Program for placing students into Janterm classes.
Run OptaJanterm.jar, select the 5 files (4 for the preferences for each grade and 1 for max course sizes.) When you hit the run button, it will start placing students into classes by the following criteria, with the following priorities:
- Make sure that each class has no more than its maximum number of students
- Make sure that each student is in a course in their top 5
- Other criteria, determined by the sliders.
The sliders reflect how much importance will be put on getting students into courses higher on their preference lists, keeping class sizes even across courses, keeping classes balanced by gender and keeping classes balanced by grade level. If you set any slider to 0, that criteria will not be considered. Optimizations based on the sliders will never break priorities 1 or 2.
The program will end either when you press the kill button or when the program has gone 1 hour without finding any improvements. At that point, it will output two csv files, one indicating which course each student has been assigned to and one summarizing statistics about each course.
Download survey results from surveymonkey as 4 separate csv files for 9th, 10th, 11th and 12 graders' preferences. An exerpt from the 10th grade csv file might look something like this:
Email Address | First Name | Last Name | Gender | Grade | Student ID | Underwater Basket Weaving | Giant Gnome Construction | ... |
---|---|---|---|---|---|---|---|---|
[email protected] | alice | aliceton | F | 10 | ALI321 | 3 | ... | |
[email protected] | bob | bobstein | M | 10 | BOB123 | 2 | 1 | ... |
A given .csv file should only contain columns for the janterm courses that grade level is eligible to sign up for. Each row should represent one student, with the appropriate info filled in for each column. Gender should be indicated by the letter M or F, and grade should be indicated by an integer (9,10,11,12). In the columns for the different courses, there should be integers representing how much the students' preference level, where 1 indicates first choice, 2 indicates 2nd choice and so on. The program only considers top 5 choices, so the columns that are not in a students' top 5 may optionally be left blank - it makes no difference. In the above example, underwater basket weaving is alice's 3rd choice and giant gnome construction is not in her top 5. (Of course, the actual csv file would have more columns for more courses.)
Course sizes should be indicated in a csv file.
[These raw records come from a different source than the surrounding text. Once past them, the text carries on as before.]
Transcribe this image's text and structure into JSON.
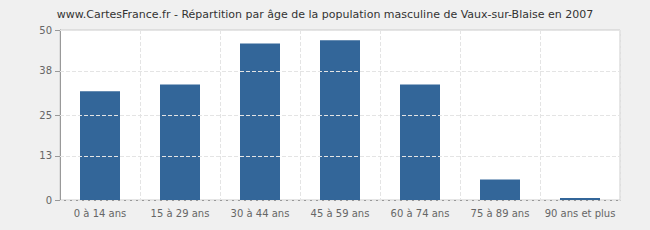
{
  "chart_data": {
    "type": "bar",
    "title": "www.CartesFrance.fr - Répartition par âge de la population masculine de Vaux-sur-Blaise en 2007",
    "categories": [
      "0 à 14 ans",
      "15 à 29 ans",
      "30 à 44 ans",
      "45 à 59 ans",
      "60 à 74 ans",
      "75 à 89 ans",
      "90 ans et plus"
    ],
    "values": [
      32,
      34,
      46,
      47,
      34,
      6,
      0
    ],
    "color": "#336699",
    "ylim": [
      0,
      50
    ],
    "yticks": [
      0,
      13,
      25,
      38,
      50
    ],
    "grid": true
  }
}
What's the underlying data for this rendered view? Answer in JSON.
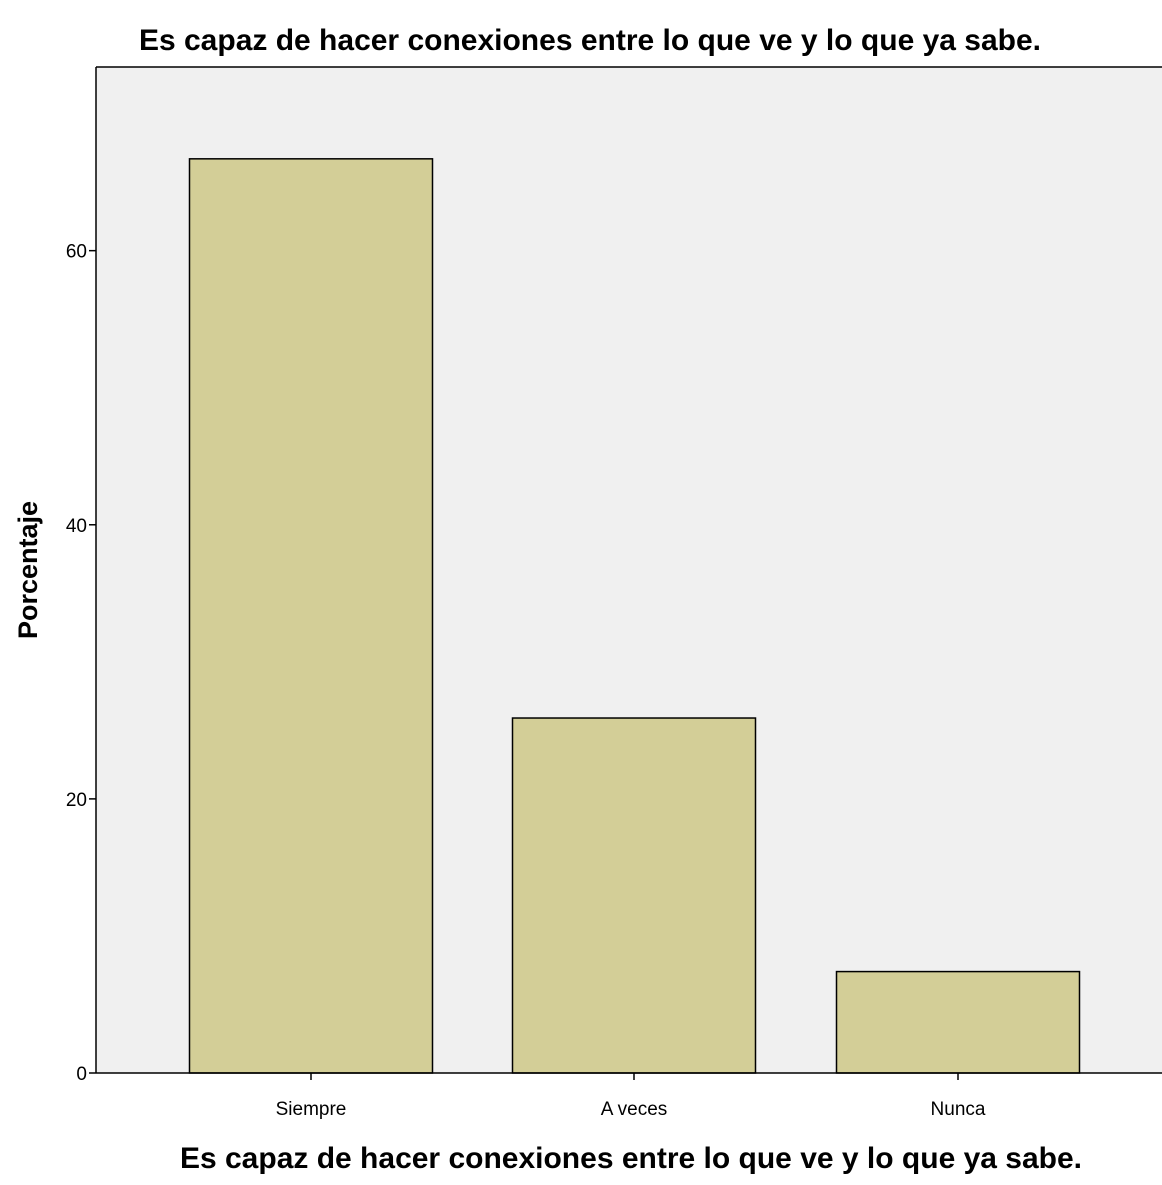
{
  "colors": {
    "plot_background": "#f0f0f0",
    "bar_fill": "#d3ce97",
    "bar_stroke": "#000000",
    "axis": "#000000"
  },
  "chart_data": {
    "type": "bar",
    "title": "Es capaz de hacer conexiones entre lo que ve y lo que ya sabe.",
    "xlabel": "Es capaz de hacer conexiones entre lo que ve y lo que ya sabe.",
    "ylabel": "Porcentaje",
    "categories": [
      "Siempre",
      "A veces",
      "Nunca"
    ],
    "values": [
      66.7,
      25.9,
      7.4
    ],
    "ylim": [
      0,
      73.4
    ],
    "yticks": [
      0,
      20,
      40,
      60
    ],
    "grid": false,
    "legend": "none"
  }
}
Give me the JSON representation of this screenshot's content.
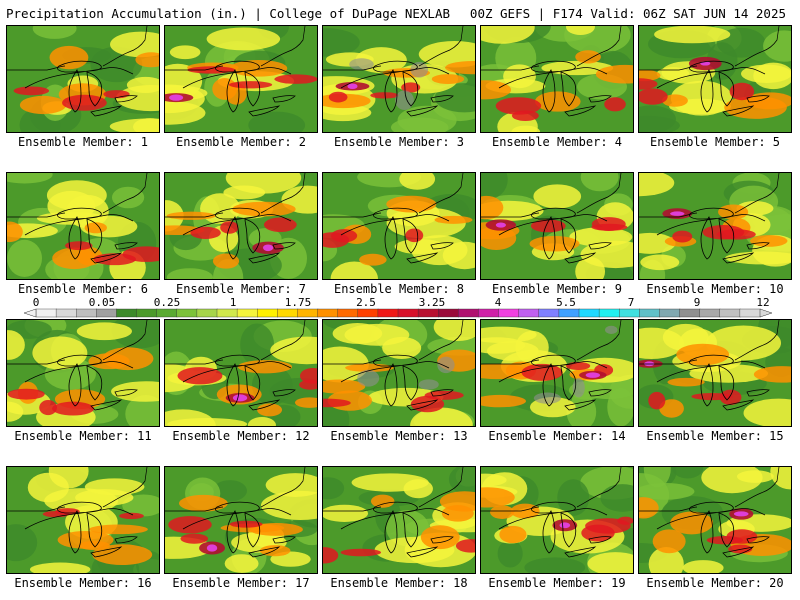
{
  "header": {
    "title_left": "Precipitation Accumulation (in.) | College of DuPage NEXLAB",
    "title_right": "00Z GEFS | F174 Valid: 06Z SAT JUN 14 2025"
  },
  "panels": [
    {
      "label": "Ensemble Member: 1"
    },
    {
      "label": "Ensemble Member: 2"
    },
    {
      "label": "Ensemble Member: 3"
    },
    {
      "label": "Ensemble Member: 4"
    },
    {
      "label": "Ensemble Member: 5"
    },
    {
      "label": "Ensemble Member: 6"
    },
    {
      "label": "Ensemble Member: 7"
    },
    {
      "label": "Ensemble Member: 8"
    },
    {
      "label": "Ensemble Member: 9"
    },
    {
      "label": "Ensemble Member: 10"
    },
    {
      "label": "Ensemble Member: 11"
    },
    {
      "label": "Ensemble Member: 12"
    },
    {
      "label": "Ensemble Member: 13"
    },
    {
      "label": "Ensemble Member: 14"
    },
    {
      "label": "Ensemble Member: 15"
    },
    {
      "label": "Ensemble Member: 16"
    },
    {
      "label": "Ensemble Member: 17"
    },
    {
      "label": "Ensemble Member: 18"
    },
    {
      "label": "Ensemble Member: 19"
    },
    {
      "label": "Ensemble Member: 20"
    }
  ],
  "color_scale": {
    "labels": [
      "0",
      "0.05",
      "0.25",
      "1",
      "1.75",
      "2.5",
      "3.25",
      "4",
      "5.5",
      "7",
      "9",
      "12"
    ],
    "colors": [
      "#f0f0f0",
      "#d8d8d8",
      "#bebebe",
      "#a0a0a0",
      "#3d8a2a",
      "#4c9a2a",
      "#5aaa32",
      "#7cc23a",
      "#a6d44a",
      "#d0e84c",
      "#f4f43c",
      "#fff000",
      "#ffd800",
      "#ffb400",
      "#ff9000",
      "#ff6a00",
      "#ff4000",
      "#f01818",
      "#d8102a",
      "#b81030",
      "#9a0a3a",
      "#b01070",
      "#d020a8",
      "#f040e0",
      "#c060f0",
      "#8080ff",
      "#40a0ff",
      "#20d8ff",
      "#20f0f0",
      "#40e0e0",
      "#60c0c8",
      "#80a8b0",
      "#909090",
      "#a8a8a8",
      "#c0c0c0",
      "#d8d8d8"
    ]
  },
  "map_colors": {
    "base": "#4c9a2a",
    "dark_green": "#3d8a2a",
    "light_green": "#7cc23a",
    "yellow": "#f4f43c",
    "orange": "#ff9000",
    "red": "#e01820",
    "dark_red": "#b01030",
    "magenta": "#e040e0",
    "gray": "#909090"
  }
}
The csv file should have 2 columns, one for course titles and one for maximum sizes. An example csv might look like this:
default | 22 |
---|---|
underwater basket weaving | 18 |
giant gnome construction | 15 |
This would indicate that basket weaving can take 18 students, gnome construction can take 15 and all other classes can take 22. You must include at least the one line for default, and you can include as many exceptions as you want.